Once in the library, a great sombre room to which an open coal fire lent a cheerful touch, Paul's companion seated herself at a low tea-table and busied herself with the samovar.
"This is Russian tea," she said, smiling. "You may not care for it."
"On the contrary," Paul replied, sipping the steaming amber fluid—"I always use this same kind at home. One can't fail to detect the peculiar aromatic flavour which tea retains when it has travelled overland, but which most of the leaves sold in England lose in coming by sea."
"This is my own—which I always carry with me," Mademoiselle Vseslavitch remarked. "We have used no other in our family for many years."
"And where, Mademoiselle, if I may ask, does this highly discriminating family reside? Perhaps, in the course of my wanderings there might come a time when it would be a most important matter for me to obtain a cup of this truly remarkable brew."

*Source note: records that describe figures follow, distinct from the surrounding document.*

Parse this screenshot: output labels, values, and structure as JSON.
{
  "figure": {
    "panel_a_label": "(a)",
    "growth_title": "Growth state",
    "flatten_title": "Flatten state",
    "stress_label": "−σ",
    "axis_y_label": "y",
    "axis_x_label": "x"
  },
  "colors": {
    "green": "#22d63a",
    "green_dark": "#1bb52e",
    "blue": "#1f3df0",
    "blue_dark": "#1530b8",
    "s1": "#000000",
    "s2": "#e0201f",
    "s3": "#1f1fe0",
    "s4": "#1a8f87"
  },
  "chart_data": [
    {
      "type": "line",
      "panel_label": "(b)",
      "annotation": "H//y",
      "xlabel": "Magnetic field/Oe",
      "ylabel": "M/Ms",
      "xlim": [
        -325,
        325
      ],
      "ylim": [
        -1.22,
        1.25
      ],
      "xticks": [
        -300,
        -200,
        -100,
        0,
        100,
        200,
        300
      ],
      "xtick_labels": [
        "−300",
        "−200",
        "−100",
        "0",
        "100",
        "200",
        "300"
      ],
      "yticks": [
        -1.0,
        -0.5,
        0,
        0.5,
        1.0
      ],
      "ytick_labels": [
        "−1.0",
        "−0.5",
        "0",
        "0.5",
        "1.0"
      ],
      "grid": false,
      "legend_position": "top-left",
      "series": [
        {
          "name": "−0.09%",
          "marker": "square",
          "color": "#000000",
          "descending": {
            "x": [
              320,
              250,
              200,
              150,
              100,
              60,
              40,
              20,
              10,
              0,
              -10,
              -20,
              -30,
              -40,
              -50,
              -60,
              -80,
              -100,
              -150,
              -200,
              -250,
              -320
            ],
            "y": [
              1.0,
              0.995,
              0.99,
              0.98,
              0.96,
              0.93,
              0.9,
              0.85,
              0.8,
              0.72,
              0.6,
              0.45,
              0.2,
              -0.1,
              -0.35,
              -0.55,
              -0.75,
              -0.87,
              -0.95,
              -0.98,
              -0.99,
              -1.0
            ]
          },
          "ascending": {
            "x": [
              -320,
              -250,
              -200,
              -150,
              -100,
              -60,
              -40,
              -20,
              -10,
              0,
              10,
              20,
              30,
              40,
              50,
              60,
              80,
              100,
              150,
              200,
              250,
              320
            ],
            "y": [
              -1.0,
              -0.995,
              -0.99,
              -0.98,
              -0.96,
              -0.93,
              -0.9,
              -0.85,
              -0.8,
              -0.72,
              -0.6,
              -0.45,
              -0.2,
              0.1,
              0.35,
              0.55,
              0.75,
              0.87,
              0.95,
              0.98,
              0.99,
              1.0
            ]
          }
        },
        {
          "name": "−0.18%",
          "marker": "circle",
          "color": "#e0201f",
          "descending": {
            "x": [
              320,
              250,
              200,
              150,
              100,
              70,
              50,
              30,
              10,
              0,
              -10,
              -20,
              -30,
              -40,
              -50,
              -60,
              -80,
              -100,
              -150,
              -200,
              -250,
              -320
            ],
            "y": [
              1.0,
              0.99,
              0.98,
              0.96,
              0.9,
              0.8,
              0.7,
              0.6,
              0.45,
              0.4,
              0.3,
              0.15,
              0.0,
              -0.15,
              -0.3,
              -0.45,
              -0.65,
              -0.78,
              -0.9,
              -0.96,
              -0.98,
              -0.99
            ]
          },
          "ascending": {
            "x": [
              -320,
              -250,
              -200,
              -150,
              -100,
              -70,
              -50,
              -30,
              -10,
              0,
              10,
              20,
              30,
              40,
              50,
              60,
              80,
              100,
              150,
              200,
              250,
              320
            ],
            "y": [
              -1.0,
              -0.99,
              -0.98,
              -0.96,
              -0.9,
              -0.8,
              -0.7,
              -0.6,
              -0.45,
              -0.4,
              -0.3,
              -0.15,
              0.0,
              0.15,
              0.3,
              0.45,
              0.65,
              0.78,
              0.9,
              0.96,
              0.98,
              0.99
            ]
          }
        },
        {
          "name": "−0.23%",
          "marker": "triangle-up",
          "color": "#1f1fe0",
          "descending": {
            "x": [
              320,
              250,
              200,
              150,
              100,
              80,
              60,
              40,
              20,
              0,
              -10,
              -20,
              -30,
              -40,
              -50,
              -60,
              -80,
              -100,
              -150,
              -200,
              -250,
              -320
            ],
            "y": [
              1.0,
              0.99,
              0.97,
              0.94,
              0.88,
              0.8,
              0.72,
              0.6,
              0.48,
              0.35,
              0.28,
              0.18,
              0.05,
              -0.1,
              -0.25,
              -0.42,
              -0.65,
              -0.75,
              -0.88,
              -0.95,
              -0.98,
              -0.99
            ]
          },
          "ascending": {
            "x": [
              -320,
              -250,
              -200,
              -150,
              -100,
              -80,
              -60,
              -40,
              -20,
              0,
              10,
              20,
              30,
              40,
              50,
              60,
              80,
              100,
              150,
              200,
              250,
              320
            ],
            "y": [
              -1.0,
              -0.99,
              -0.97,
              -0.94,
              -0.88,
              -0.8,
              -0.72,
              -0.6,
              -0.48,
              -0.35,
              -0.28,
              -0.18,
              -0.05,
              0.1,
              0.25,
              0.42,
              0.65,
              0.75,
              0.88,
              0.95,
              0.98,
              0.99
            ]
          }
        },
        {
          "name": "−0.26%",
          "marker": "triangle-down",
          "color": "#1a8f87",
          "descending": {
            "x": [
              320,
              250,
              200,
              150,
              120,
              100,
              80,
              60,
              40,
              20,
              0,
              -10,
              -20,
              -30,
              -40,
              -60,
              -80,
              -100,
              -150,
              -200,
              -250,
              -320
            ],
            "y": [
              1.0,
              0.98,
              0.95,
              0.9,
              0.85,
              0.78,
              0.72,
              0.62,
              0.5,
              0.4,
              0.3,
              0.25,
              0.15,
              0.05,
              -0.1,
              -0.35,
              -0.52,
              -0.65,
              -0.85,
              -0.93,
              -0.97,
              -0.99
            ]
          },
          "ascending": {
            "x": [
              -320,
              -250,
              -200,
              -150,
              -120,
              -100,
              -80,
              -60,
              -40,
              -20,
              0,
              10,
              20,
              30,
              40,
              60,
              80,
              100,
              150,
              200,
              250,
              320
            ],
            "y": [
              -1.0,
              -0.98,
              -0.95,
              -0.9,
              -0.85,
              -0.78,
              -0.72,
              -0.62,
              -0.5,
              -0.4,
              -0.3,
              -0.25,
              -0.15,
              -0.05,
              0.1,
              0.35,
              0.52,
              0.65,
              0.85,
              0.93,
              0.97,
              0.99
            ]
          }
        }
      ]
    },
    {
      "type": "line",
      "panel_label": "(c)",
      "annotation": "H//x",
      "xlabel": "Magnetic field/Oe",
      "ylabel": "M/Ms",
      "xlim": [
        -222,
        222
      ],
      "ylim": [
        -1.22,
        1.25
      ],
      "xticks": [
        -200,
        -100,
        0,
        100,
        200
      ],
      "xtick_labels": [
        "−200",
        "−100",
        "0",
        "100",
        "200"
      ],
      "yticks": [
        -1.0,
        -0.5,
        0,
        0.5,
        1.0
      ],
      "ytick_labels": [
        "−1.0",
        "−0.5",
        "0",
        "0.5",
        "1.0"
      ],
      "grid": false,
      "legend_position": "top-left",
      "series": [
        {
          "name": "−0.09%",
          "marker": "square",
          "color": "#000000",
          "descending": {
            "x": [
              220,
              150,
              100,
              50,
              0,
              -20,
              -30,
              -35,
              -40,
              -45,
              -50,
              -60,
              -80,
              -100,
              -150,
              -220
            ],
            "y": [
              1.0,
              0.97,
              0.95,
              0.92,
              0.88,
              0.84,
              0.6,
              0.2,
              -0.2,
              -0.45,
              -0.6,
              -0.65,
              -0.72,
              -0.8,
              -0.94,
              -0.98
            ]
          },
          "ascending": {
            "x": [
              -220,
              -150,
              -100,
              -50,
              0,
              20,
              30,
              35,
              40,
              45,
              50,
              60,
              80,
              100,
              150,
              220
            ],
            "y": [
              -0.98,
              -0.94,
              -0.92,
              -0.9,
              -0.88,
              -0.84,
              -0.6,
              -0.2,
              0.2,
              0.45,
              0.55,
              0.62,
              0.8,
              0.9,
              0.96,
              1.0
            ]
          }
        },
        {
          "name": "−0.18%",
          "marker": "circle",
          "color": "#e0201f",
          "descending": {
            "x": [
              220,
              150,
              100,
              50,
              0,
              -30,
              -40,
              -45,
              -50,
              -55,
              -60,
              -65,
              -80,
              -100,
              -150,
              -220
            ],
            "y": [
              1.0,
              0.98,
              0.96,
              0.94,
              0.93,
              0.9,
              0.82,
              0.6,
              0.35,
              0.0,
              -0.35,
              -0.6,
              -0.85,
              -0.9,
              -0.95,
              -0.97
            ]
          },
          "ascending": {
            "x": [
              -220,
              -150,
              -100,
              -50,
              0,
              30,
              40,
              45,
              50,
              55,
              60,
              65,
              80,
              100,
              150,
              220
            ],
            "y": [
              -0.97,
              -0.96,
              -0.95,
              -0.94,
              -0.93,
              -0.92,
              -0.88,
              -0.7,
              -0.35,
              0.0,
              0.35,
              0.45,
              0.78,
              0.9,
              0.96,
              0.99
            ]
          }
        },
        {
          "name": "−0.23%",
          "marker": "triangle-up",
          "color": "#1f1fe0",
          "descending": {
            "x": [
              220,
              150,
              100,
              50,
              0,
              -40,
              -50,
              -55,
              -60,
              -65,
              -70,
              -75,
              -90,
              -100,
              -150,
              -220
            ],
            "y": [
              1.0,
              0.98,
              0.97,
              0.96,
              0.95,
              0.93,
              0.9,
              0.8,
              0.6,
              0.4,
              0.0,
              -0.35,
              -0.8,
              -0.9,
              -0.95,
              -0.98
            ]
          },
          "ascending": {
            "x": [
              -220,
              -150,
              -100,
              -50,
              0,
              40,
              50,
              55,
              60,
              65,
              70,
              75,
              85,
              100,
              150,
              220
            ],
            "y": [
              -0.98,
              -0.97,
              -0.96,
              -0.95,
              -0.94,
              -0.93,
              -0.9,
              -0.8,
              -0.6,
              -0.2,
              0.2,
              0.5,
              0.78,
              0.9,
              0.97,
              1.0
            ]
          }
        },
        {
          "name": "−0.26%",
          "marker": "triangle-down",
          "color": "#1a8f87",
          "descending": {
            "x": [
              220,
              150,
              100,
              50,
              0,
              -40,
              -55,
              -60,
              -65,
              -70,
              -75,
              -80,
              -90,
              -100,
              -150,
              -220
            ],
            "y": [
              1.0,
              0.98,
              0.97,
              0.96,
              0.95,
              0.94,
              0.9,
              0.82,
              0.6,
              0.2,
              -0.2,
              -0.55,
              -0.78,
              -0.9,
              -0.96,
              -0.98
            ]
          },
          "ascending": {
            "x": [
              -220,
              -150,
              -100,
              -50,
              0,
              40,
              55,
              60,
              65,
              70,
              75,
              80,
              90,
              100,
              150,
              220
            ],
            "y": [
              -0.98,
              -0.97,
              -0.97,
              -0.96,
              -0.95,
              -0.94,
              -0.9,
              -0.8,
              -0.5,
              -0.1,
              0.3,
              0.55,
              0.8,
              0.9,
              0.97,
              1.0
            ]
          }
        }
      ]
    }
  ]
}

Mademoiselle Vseslavitch laughed mischievously at Paul. She had motioned him to a chair where the firelight reached his face, whereas her own was more in shadow. He did not see the amusement in her eyes when she replied:
"Oh! You can find tea like that in many houses east of the Balkans. It is really not wonderful at all."
Paul saw that the lady did not care to tell him much of herself, and he did not venture to press her further just then. But now that the Countess was not there to question, he felt that he must make some effort later.
As they sat there the lady talked to him of things in Paris, of the Luxembourg, the Louvre, Nôtre Dame, the boulevards, and then she wickedly mentioned the Bois de Boulogne. But Paul did not prove very responsive on that subject. The remembrance of the spectacle he had presented the afternoon before did not please him.
He knew right well that she was teasing him, though she did not mention the incident. He almost wished she would—it might give him an opportunity to say to her the words that he longed to say.